Qatar will be competing in the Asia Rugby Championship in 2018.

== Current squad ==
The Qatar squad for the Asia Rugby Championship Division 2 2023, caps updated 10 May 2023,

| Player | Position | Date of birth (age) | Caps | Club/province |
|---|---|---|---|---|
| Abdulaziz Al-Dosari | Hooker | 28 July 1984 (age 41) | 17 | Qatar Camels |
| Wade Lotter | Hooker | 21 February 1990 (age 36) | 3 | Doha RFC |
| Brett Allam | Prop | 17 November 1989 (age 36) | 3 | Doha RFC |
| Dylan Pietersen | Prop | 11 December 1986 (age 39) | 3 | Bahrain RFC |
| Nicholas Lock | Prop | 21 September 1988 (age 37) | 3 | Doha RFC |
| Steve Elumeze | Prop | 29 January 1977 (age 49) | 4 | Qatar Camels |
| Joseph Dharshan De Silva Goobetilleke | Prop | 12 September 1985 (age 40) | 11 | Doha RFC |
| Darshan Gangineni | Lock | 29 August 2003 (age 22) | 2 | Doha RFC |
| Huw Kinsella | Lock | 12 August 1983 (age 42) | 5 | Al Khor RFC |
| Guy Briggs | Lock | 2 November 1989 (age 36) | 3 | Doha RFC |
| Ismail El Hatmi | Lock | 11 July 1989 (age 36) | 7 | Qatar Camels |
| Guillermo Villegas Bardo | Back row | 2 January 1989 (age 37) | 5 | Doha RFC |
| Tom Featherstone | Back row | 12 March 1990 (age 36) | 17 | Doha RFC |
| Dave Ford (c) | Back row | 27 April 1987 (age 39) | 7 | Doha RFC / Newport HSOB RFC |
| Elliot Johnston | Back row | 10 April 1987 (age 39) | 4 | Doha RFC |
| Thomas Metcalf | Back row | 23 May 1987 (age 39) | 3 | Blue Falcons RFC |
| James Phillips | Scrum-half | 25 August 1994 (age 31) | 3 | Doha RFC |
| Murshid Ahmat | Scrum-half | 2 October 1983 (age 42) | 1 | Orycx RFC |
| Brook Tremayne | Fly-half | 25 November 1988 (age 37) | 5 | Kaierau RFC / Whanganui |
| Abdulaziz Alhanek | Fly-half | 24 February 1999 (age 27) | 3 | Qatar Camels |
| Iliesa Rakabu | Centre | 10 July 1990 (age 35) | 3 | Qatar Camels |
| Johann-Henry Bezuidenhout | Centre | 27 October 1994 (age 31) | 3 | Doha RFC |
| Pita Tuilagi Beracibi | Centre | 1 July 1994 (age 32) | 2 | Qatar Camels |
| Breda Dreyer | Centre | 16 July 1992 (age 33) | 1 | Doha RFC |
| Badre Bakaddouri | Wing | 16 July 1992 (age 33) | 7 | Qatar Camels |
| Frank Hughes | Wing | 6 November 1986 (age 39) | 3 | Doha RFC |
| Mubarak Al Malik | Wing | 25 March 1987 (age 39) | 2 | Qatar Camels |
| Oliver Kinnaird-Barr | Wing | 22 February 2003 (age 23) | 1 | St George's Rugby |
| Hamza Saied | Fullback | 4 October 1997 (age 28) | 2 | Qatar Camels |
| Oussama Lakhbib | Fullback | 24 February 2000 (age 26) | 7 | Qatar Camels |
| Beau Swart | Fullback | 23 June 2000 (age 26) | 2 | ASCRUM |

== HSBC Asian 5 Nations (Division III) ==

Qatar have been promoted to Division III of the HSBC Asian Five Nations.

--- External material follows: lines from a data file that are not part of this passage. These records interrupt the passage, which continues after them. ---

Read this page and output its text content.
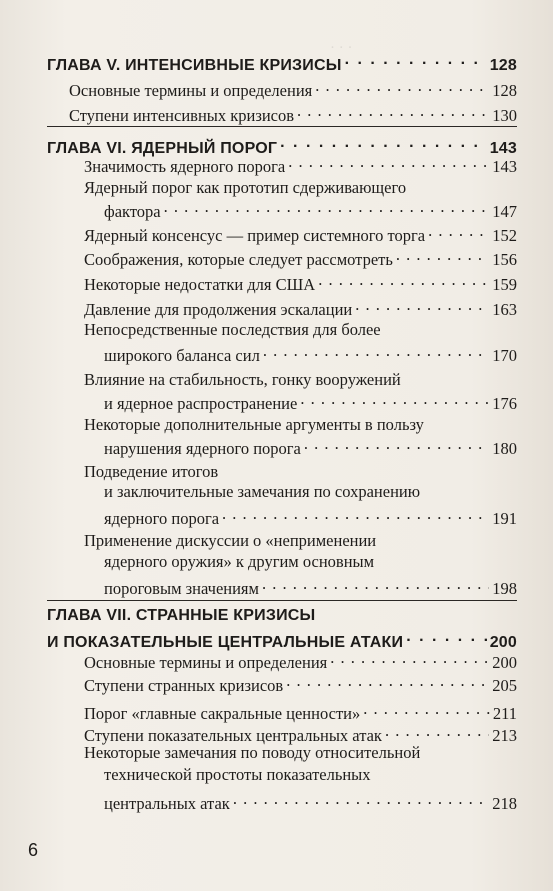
· · ·
ГЛАВА V. ИНТЕНСИВНЫЕ КРИЗИСЫ . . .	128
Основные термины и определения . . .	128
Ступени интенсивных кризисов . . .	130
ГЛАВА VI. ЯДЕРНЫЙ ПОРОГ . . .	143
Значимость ядерного порога . . .	143
Ядерный порог как прототип сдерживающего
фактора . . .	147
Ядерный консенсус — пример системного торга . . .	152
Соображения, которые следует рассмотреть . . .	156
Некоторые недостатки для США . . .	159
Давление для продолжения эскалации . . .	163
Непосредственные последствия для более
широкого баланса сил . . .	170
Влияние на стабильность, гонку вооружений
и ядерное распространение . . .	176
Некоторые дополнительные аргументы в пользу
нарушения ядерного порога . . .	180
Подведение итогов
и заключительные замечания по сохранению
ядерного порога . . .	191
Применение дискуссии о «неприменении
ядерного оружия» к другим основным
пороговым значениям . . .	198
ГЛАВА VII. СТРАННЫЕ КРИЗИСЫ
И ПОКАЗАТЕЛЬНЫЕ ЦЕНТРАЛЬНЫЕ АТАКИ . . .	200
Основные термины и определения . . .	200
Ступени странных кризисов . . .	205
Порог «главные сакральные ценности» . . .	211
Ступени показательных центральных атак . . .	213
Некоторые замечания по поводу относительной
технической простоты показательных
центральных атак . . .	218
6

Division III is made up of four teams, China, Indonesia, Guam and Qatar.

Qatar won both of their matches in the 2013 Asian 5 Nations held in Kuala Lumpur, securing a promotion to Division II in next year's tournament.

=== Training Ground ===

Aspire Warm-Up Track

=== Sponsorship ===

Qatar Duty Free, are currently the sole sponsor for the Qatar Rugby Team. Helping to supply the team with kits and traveling gear.